Along with their misguided association with the hare, eggs are also a very ancient symbol of fertility and new life. Decorating and giving eggs to symbolise the rebirth of the world, lighting bonfires, feasting, singing and dancing were all ancient ways of celebrating the arrival of spring. As Christianity began to spread through the Roman Empire, older pagan practices merged with newer Christian ones and the egg was adopted as a symbol of Christ’s resurrection from the tomb. In the Tudor period in England, ancient lore said that the sun danced with joy at the resurrection of Christ at Easter, linking the old and new beliefs together.
In Germany, the Easter hare was said to bring a basket of painted eggs to good children, and these would then be hidden for the children to find. Queen Victoria, whose mother was German, organised egg hunts for her children at Kensington Palace and this helped to bring the tradition to Britain. The first chocolate Easter eggs were made in France at the court of Louis XIV (1643 – 1715) and it was not until 1873 that Fry & Sons made the first chocolate eggs in England, followed by Cadbury’s in 1875. These eggs were expensive and it was only after the Second World War that the price of chocolate eggs fell, making them a treat that everyone could afford.

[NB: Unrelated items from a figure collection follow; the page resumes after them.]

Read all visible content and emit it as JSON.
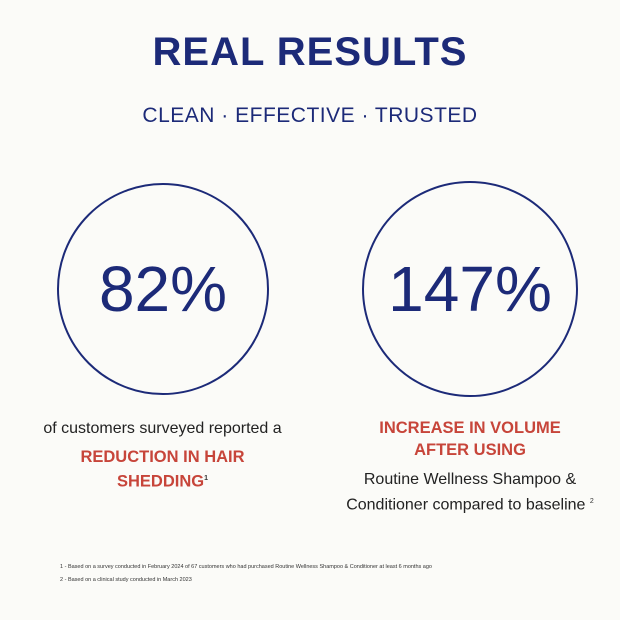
{
  "title": "REAL RESULTS",
  "subtitle": "CLEAN · EFFECTIVE · TRUSTED",
  "stats": [
    {
      "value": "82%",
      "lead": "of customers surveyed reported a",
      "highlight_1": "REDUCTION IN HAIR",
      "highlight_2": "SHEDDING",
      "footnote_ref": "1"
    },
    {
      "value": "147%",
      "highlight_1": "INCREASE IN VOLUME",
      "highlight_2": "AFTER USING",
      "detail_1": "Routine Wellness Shampoo &",
      "detail_2": "Conditioner compared to baseline",
      "footnote_ref": "2"
    }
  ],
  "footnotes": [
    "1 -  Based on a survey conducted in February 2024 of 67 customers who had purchased Routine Wellness Shampoo & Conditioner at least 6 months ago",
    "2 - Based on a clinical study conducted in March 2023"
  ],
  "colors": {
    "navy": "#1c2a78",
    "red": "#c7453a",
    "background": "#fbfbf8"
  }
}
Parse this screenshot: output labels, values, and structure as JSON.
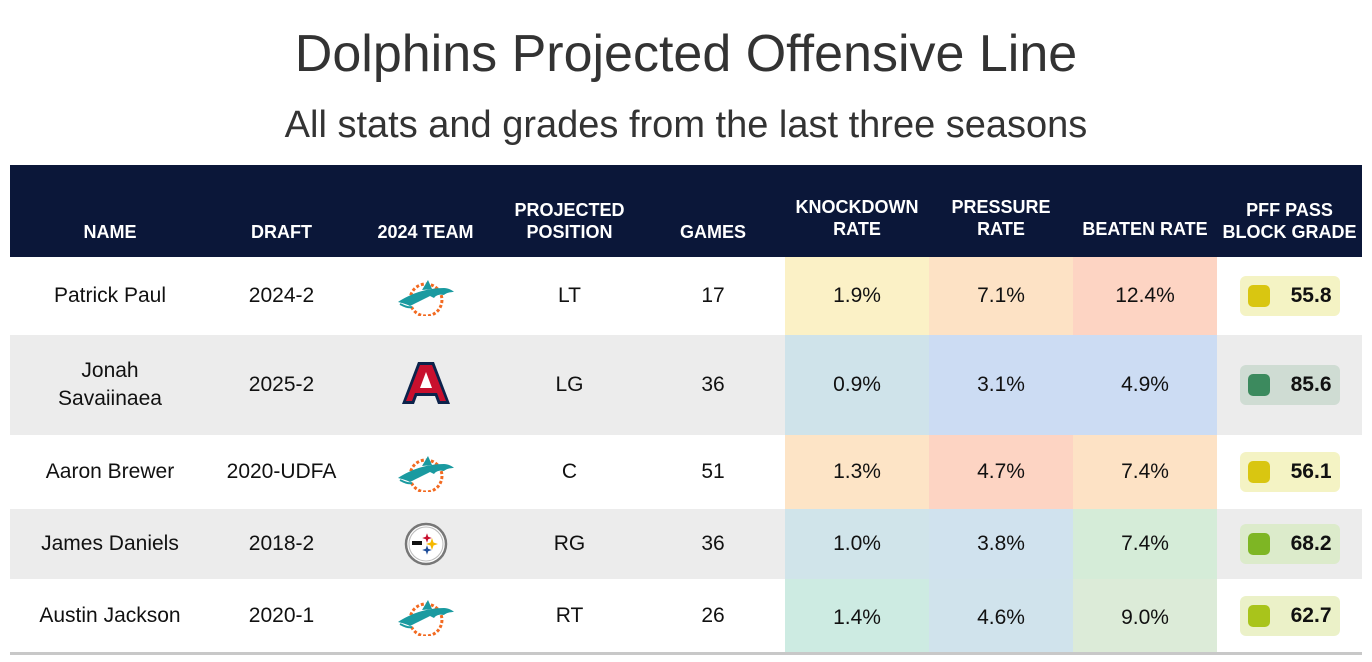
{
  "chart_data": {
    "type": "table",
    "title": "Dolphins Projected Offensive Line",
    "subtitle": "All stats and grades from the last three seasons",
    "columns": [
      "NAME",
      "DRAFT",
      "2024 TEAM",
      "PROJECTED POSITION",
      "GAMES",
      "KNOCKDOWN RATE",
      "PRESSURE RATE",
      "BEATEN RATE",
      "PFF PASS BLOCK GRADE"
    ],
    "rows": [
      {
        "name": "Patrick Paul",
        "draft": "2024-2",
        "team": "Dolphins",
        "team_icon": "dolphins-logo-icon",
        "position": "LT",
        "games": "17",
        "knockdown": "1.9%",
        "pressure": "7.1%",
        "beaten": "12.4%",
        "grade": "55.8",
        "colors": {
          "knockdown": "#fbf1c6",
          "pressure": "#fde2c5",
          "beaten": "#fdd4c3",
          "grade_bg": "#f4f3c4",
          "grade_dot": "#d9c611"
        }
      },
      {
        "name": "Jonah Savaiinaea",
        "draft": "2025-2",
        "team": "Arizona",
        "team_icon": "arizona-logo-icon",
        "position": "LG",
        "games": "36",
        "knockdown": "0.9%",
        "pressure": "3.1%",
        "beaten": "4.9%",
        "grade": "85.6",
        "colors": {
          "knockdown": "#cfe3ea",
          "pressure": "#ccdcf3",
          "beaten": "#ccdcf3",
          "grade_bg": "#cfdcd3",
          "grade_dot": "#3c8a5e"
        }
      },
      {
        "name": "Aaron Brewer",
        "draft": "2020-UDFA",
        "team": "Dolphins",
        "team_icon": "dolphins-logo-icon",
        "position": "C",
        "games": "51",
        "knockdown": "1.3%",
        "pressure": "4.7%",
        "beaten": "7.4%",
        "grade": "56.1",
        "colors": {
          "knockdown": "#fde4c6",
          "pressure": "#fdd4c3",
          "beaten": "#fde2c5",
          "grade_bg": "#f4f3c4",
          "grade_dot": "#d9c611"
        }
      },
      {
        "name": "James Daniels",
        "draft": "2018-2",
        "team": "Steelers",
        "team_icon": "steelers-logo-icon",
        "position": "RG",
        "games": "36",
        "knockdown": "1.0%",
        "pressure": "3.8%",
        "beaten": "7.4%",
        "grade": "68.2",
        "colors": {
          "knockdown": "#d0e4ea",
          "pressure": "#d0e2ee",
          "beaten": "#d5ecd8",
          "grade_bg": "#dcebcb",
          "grade_dot": "#7eb624"
        }
      },
      {
        "name": "Austin Jackson",
        "draft": "2020-1",
        "team": "Dolphins",
        "team_icon": "dolphins-logo-icon",
        "position": "RT",
        "games": "26",
        "knockdown": "1.4%",
        "pressure": "4.6%",
        "beaten": "9.0%",
        "grade": "62.7",
        "colors": {
          "knockdown": "#cdebe2",
          "pressure": "#d0e3ec",
          "beaten": "#dcebd8",
          "grade_bg": "#ebf1c8",
          "grade_dot": "#a9c41b"
        }
      }
    ]
  },
  "colors": {
    "header_bg": "#0b1739",
    "dolphins_aqua": "#1a9aa0",
    "dolphins_orange": "#f26a21",
    "arizona_red": "#c8102e",
    "arizona_navy": "#0c234b"
  }
}
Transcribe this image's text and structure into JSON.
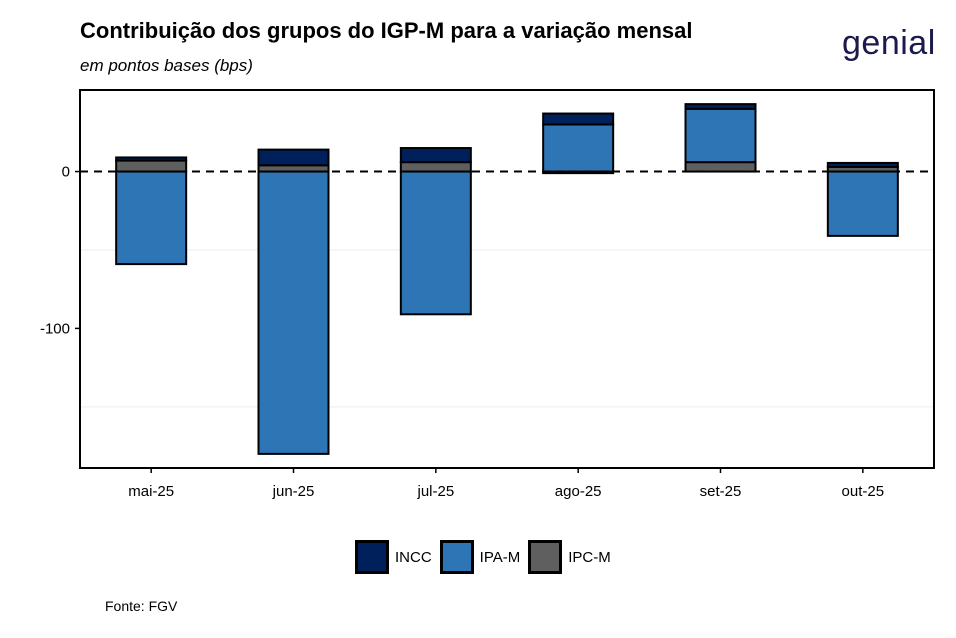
{
  "header": {
    "title": "Contribuição dos grupos do IGP-M para a variação mensal",
    "subtitle": "em pontos bases (bps)",
    "logo": "genial"
  },
  "source": "Fonte: FGV",
  "chart_data": {
    "type": "bar",
    "stacked": true,
    "title": "Contribuição dos grupos do IGP-M para a variação mensal",
    "subtitle": "em pontos bases (bps)",
    "xlabel": "",
    "ylabel": "",
    "categories": [
      "mai-25",
      "jun-25",
      "jul-25",
      "ago-25",
      "set-25",
      "out-25"
    ],
    "series": [
      {
        "name": "IPC-M",
        "color": "#5f5f5f",
        "values": [
          7,
          4,
          6,
          -1,
          6,
          3
        ]
      },
      {
        "name": "IPA-M",
        "color": "#2e75b6",
        "values": [
          -59,
          -180,
          -91,
          30,
          34,
          -41
        ]
      },
      {
        "name": "INCC",
        "color": "#00205b",
        "values": [
          2,
          10,
          9,
          7,
          3,
          2.5
        ]
      }
    ],
    "legend_order": [
      "INCC",
      "IPA-M",
      "IPC-M"
    ],
    "ylim": [
      -189,
      52
    ],
    "yticks": [
      0,
      -100
    ],
    "ytick_labels": [
      "0",
      "-100"
    ],
    "minor_grid": [
      -50,
      -150
    ],
    "reference_line": 0,
    "legend_position": "bottom"
  }
}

Easter traditions around the world
Here’s a few more Easter traditions you might not have heard of… In St Neots it was considered proper, and also lucky, for women to wear new clothes when they went to church on Easter Sunday. From this popular custom (which is found across Europe) developed the idea of wearing a new hat or ‘Easter Bonnet’ on Easter Sunday, and in some parts of the world Easter parades developed.
In Sweden fireworks were set off at Easter to frighten away witches, and in Scandinavian countries people decorated branches and twigs with ribbons, as well as painting eggs and feathers.
In Germany there’s a tradition that an egg laid on Good Friday will last for 100 years! And back in Britain, an old Easter game involved rolling hard boiled eggs down a hill. This can still be seen at Preston in Lancashire, and in America where an egg rolling competition is held each Easter on the lawn in front of the White House in Washington.
So whether you’re nibbling away at a choccie egg or decorating your own, we wish you a very happy Easter!